ÉBAUCHE. Movement blank, or rough movement in the incomplete stage - 'in the grey'. In the early 19th
century the ebauche was made up of two plates with pillars and bars, barrel, fusee, index, click and ratchet wheel
and assembly screws. The parts were roughly filed and milled. In England during the 19th century, Lancashire
became the centre of the movement trade. One of the best known makers was Joseph Preston & Sons of Prescot,
founded in 1829. Their movements were stamped J.P. The work was much sub-divided.
END SHAKE. Axial play, or necessary clearance between the ends or shoulders of an arbor and the bearing surfaces.
END STONE. An end-plate made of a jewel. A small disc of jewel upon which a watch pivot rests; particularly for the balance staff pivot. It is generally fixed to the balance cock by means of screws. In continental watches, the end-plate was a polished steel plate screwed to the balance cock. It is called a 'coqueret' (q.v.). Endstones are also referred to as 'cap jewels.'
ENDLESS SCREW. Also called a 'worm' or tangent screw.
ENGINE TURNING. Decoration performed by an engine-turning lathe, producing a variety of patterns on a metal surface. It is also known as 'guilloché'It was a very popular method of decorating watch cases from about 1770, often being overlaid with transparent or translucent enamel.
ENGLISH LEVER ESCAPEMENT. A lever escapement in which the escape wheel teeth are pointed, the impulse being taken entirely by the pallet-stones; the lift is entirely on the pallets. See also LEVER ESCAPEMENT.
ENTRY PALLET. The receiving pallet, which receives impulses from the escape wheel teeth as they enter. The exit pallet, or discharging pallet, receives impulse as the teeth leave.
EQUATION OF TIME. Adding to or subtracting from true solar (sun) time the amount necessary to obtain mean time, mean time being the average length of all the solar days in the year, which is therefore a mathematical division. The 'equation' was worked out by John Flamsteed in about 1670. He tabulated the difference between noon mean time and true solar noon. The tables were used to check a watch against a sun dial. A few watches have been made to show the equation on a subsidiary dial. Watch papers were sometimes printed giving the equation.
ESCAPEMENT. That part of the movement which controls the release of the motive power. The escapement both controls the release of the driving force and also imparts energy (impulses) to the balance to maintain it in oscillation. The regularity with which this dual action takes place is controlled by the balance and its spring. The timekeeping properties of an escapement, therefore, depend essentially upon the balance and spring.
Escapements may be classified as:
(1) Frictional rest, in which the balance is constantly in contact with a part of the escapement - e.g. (a) recoil escapements in which the locking faces are eccentric, causing a recoil of the escape wheel. (b) dead-beat escapements, with concentric locking faces, which give no recoil.

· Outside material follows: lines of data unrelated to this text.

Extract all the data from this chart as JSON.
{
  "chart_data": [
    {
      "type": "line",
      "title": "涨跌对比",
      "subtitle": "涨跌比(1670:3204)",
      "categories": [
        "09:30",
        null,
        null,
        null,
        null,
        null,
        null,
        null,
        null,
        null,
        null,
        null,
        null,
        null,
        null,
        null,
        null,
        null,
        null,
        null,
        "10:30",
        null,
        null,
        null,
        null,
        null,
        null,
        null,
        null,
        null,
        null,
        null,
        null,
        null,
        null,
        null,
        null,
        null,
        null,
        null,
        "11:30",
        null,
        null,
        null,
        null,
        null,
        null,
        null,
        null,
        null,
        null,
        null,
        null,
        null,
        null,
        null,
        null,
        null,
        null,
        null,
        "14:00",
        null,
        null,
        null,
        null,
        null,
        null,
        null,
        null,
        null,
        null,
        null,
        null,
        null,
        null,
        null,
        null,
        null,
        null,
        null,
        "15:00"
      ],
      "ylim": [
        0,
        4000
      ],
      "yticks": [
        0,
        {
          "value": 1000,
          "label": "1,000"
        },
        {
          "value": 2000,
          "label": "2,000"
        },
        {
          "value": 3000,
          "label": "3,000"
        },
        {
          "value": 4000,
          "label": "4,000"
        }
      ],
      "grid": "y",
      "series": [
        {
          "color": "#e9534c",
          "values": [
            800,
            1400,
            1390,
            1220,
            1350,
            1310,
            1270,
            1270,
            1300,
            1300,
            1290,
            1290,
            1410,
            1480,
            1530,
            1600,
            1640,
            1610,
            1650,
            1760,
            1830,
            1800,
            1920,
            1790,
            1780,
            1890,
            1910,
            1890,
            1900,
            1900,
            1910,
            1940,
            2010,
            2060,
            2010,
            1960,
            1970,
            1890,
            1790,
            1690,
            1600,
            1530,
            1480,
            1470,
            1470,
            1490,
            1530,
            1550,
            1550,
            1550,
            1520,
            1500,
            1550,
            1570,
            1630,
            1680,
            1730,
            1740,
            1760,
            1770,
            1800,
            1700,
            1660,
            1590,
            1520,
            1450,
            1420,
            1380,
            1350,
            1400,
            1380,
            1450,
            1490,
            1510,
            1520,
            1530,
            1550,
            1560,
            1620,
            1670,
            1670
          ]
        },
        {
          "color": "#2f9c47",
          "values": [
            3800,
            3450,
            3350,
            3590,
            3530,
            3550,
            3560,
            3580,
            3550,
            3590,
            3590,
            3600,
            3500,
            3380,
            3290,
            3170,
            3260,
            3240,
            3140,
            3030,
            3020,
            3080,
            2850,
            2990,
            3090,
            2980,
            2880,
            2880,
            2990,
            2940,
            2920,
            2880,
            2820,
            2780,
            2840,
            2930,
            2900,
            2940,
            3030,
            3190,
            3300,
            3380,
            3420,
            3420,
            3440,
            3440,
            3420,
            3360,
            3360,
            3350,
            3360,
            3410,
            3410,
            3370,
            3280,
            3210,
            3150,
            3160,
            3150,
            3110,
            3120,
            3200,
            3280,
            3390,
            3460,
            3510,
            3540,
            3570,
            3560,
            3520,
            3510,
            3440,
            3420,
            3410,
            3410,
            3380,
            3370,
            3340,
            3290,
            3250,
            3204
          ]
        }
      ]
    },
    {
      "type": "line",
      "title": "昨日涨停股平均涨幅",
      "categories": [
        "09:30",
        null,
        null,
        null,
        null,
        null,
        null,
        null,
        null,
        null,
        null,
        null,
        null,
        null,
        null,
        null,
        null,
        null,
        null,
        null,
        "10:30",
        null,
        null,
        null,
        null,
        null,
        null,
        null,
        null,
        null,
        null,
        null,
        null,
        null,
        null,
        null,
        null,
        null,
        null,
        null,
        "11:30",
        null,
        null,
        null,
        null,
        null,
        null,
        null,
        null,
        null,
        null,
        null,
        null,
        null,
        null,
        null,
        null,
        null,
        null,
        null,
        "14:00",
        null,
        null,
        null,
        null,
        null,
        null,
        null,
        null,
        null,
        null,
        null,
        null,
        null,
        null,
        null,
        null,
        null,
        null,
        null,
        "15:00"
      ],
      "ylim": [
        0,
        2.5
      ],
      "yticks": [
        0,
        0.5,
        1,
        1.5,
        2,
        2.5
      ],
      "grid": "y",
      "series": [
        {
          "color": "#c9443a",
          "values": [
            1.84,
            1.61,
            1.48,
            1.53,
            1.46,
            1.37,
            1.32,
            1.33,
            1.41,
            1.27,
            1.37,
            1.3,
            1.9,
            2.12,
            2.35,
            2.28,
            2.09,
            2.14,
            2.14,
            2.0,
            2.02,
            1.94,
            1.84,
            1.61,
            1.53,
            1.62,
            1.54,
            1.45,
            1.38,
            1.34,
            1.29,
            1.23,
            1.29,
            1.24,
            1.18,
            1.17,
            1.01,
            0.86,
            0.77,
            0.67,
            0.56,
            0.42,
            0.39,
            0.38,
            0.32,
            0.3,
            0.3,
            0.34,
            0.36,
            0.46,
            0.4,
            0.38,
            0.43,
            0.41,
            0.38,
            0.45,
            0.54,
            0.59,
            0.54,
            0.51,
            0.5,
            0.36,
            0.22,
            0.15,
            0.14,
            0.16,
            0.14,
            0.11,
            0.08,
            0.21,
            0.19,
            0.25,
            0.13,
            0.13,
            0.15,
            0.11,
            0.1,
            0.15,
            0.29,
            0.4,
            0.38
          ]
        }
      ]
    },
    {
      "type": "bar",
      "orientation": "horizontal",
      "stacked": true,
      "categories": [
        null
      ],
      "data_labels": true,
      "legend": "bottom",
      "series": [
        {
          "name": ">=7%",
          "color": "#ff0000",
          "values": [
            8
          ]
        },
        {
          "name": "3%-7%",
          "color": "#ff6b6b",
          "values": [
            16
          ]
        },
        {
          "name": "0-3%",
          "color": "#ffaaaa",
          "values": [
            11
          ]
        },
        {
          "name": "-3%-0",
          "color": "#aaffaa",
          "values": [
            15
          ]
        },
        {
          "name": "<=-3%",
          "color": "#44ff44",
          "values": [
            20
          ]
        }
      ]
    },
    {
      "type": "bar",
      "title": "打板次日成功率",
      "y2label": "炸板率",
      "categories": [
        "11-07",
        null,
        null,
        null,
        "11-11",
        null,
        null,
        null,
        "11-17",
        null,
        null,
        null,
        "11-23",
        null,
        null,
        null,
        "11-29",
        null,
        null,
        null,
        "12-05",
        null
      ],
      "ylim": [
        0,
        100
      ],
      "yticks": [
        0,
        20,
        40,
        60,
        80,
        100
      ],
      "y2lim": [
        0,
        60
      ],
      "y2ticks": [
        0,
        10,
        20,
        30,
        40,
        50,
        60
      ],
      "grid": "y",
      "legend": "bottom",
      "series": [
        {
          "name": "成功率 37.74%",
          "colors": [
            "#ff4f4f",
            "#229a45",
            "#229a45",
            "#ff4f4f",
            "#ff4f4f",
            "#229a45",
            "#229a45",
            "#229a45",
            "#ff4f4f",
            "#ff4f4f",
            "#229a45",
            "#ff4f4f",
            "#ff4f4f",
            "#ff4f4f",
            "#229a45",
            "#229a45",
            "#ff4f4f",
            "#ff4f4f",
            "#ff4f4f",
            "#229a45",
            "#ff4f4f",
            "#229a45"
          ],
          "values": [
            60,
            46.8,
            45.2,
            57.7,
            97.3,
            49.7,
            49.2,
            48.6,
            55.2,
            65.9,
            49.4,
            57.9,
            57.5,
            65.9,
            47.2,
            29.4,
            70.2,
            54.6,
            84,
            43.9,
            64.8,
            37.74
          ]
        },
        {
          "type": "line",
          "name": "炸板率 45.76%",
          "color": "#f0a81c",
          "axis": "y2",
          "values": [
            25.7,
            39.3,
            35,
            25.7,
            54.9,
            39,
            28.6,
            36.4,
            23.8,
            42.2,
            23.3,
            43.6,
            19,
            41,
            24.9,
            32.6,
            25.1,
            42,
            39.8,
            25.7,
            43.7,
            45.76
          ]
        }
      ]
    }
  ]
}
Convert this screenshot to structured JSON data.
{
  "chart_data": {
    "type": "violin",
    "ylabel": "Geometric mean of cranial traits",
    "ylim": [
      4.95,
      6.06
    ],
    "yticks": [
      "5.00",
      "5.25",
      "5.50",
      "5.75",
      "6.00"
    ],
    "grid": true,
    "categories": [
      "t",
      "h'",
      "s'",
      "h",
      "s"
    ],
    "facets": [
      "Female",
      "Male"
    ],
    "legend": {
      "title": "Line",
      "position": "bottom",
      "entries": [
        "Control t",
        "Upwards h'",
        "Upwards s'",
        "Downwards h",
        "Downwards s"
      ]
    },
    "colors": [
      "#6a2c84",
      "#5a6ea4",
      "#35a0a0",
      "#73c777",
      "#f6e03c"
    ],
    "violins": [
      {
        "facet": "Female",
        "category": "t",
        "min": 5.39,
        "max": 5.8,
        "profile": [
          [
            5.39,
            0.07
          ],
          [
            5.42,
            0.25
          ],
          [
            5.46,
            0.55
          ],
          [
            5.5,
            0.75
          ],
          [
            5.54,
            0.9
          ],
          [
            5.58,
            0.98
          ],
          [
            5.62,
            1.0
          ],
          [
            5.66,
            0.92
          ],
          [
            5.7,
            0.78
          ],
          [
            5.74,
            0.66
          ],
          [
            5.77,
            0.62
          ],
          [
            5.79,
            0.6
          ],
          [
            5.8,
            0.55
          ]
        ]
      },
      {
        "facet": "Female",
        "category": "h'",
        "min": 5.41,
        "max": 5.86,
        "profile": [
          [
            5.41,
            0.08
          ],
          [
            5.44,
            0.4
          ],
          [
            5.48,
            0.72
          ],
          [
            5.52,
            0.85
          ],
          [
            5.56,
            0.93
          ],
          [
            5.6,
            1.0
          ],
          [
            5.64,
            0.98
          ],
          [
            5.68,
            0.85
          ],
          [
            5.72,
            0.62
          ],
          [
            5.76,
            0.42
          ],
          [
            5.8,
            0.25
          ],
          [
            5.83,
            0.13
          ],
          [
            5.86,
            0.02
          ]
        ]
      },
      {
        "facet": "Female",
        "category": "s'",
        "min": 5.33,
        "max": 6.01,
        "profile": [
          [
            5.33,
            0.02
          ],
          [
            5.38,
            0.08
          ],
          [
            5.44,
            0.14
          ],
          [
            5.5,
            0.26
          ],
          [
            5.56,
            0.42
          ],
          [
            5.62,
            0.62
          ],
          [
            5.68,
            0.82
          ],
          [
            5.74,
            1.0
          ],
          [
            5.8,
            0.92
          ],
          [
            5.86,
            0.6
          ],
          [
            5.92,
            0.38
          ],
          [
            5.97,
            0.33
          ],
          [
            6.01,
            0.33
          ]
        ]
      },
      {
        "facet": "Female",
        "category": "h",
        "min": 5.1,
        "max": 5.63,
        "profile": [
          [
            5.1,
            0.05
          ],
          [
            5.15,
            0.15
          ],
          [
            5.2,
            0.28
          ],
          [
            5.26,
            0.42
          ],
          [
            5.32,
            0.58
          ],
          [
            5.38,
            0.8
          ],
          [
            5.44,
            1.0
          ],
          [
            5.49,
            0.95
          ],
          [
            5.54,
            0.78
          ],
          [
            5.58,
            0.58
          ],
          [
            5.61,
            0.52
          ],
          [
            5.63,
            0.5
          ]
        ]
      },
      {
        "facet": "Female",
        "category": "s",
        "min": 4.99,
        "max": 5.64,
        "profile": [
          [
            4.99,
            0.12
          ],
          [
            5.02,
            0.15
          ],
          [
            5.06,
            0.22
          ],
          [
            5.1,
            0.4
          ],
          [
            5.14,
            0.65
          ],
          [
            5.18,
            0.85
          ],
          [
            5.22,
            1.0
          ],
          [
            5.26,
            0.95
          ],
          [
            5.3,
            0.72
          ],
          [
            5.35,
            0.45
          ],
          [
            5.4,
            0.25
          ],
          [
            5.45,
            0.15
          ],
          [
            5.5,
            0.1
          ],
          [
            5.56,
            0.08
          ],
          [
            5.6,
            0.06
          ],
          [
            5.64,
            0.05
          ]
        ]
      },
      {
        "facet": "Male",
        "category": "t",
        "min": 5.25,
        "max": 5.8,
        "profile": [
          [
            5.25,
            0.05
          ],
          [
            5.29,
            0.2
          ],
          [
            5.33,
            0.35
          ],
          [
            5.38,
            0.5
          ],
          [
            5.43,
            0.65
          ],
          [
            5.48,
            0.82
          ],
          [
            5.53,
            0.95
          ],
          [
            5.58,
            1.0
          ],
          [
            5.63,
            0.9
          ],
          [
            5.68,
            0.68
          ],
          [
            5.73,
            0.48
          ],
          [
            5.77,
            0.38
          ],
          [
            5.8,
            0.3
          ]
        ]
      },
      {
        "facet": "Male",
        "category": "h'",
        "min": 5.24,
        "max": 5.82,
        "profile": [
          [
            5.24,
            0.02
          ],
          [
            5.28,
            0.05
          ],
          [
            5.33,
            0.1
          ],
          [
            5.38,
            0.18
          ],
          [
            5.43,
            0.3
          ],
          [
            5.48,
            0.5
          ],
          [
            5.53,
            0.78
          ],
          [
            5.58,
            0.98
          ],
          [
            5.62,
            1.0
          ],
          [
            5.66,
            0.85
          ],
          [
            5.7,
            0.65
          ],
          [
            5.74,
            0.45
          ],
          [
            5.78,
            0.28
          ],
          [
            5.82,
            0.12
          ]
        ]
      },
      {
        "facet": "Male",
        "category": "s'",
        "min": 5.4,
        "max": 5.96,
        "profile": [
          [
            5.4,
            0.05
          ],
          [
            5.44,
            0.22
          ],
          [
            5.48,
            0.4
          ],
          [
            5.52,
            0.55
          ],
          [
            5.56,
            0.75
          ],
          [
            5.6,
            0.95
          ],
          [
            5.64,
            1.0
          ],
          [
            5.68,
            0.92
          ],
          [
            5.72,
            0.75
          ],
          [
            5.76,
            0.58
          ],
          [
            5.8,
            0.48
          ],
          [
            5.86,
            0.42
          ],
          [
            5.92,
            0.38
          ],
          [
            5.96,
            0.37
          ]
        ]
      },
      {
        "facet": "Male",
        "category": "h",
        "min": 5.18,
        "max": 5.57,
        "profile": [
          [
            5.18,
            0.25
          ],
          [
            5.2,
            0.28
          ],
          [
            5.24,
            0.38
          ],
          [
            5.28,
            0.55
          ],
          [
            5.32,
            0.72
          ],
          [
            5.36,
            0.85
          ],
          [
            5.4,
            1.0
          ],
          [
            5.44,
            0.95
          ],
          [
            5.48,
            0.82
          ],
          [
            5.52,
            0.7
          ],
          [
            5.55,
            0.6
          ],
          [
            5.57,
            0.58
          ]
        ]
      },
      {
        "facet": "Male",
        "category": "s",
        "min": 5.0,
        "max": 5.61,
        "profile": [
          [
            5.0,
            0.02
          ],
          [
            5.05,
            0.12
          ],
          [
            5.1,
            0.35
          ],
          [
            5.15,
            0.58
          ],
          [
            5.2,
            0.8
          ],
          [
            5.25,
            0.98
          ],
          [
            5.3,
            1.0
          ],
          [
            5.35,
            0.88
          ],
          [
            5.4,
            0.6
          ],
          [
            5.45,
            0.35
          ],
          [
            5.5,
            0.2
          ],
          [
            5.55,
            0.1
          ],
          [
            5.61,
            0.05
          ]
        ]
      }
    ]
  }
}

(2) Detached escapement, in which the balance is detached from the escapement except at the time of locking and receiving impulse. The verge escapement is an example of 1(a). The cylinder is an example of 1(b) and the lever an example of 2. A single beat escapement gives a single impulse for each double swing of the balance. The duplex and the chronometer detent escapement are examples. A constant-force escapement employs an intermediate spring, a 'remontoire', wound periodically by the train, which spring impulses the balance.
ESCAPE WHEEL. The last wheel in the going train, which permits 'escape' of the motive power, giving impulse to the balance. It is alternately locked and released.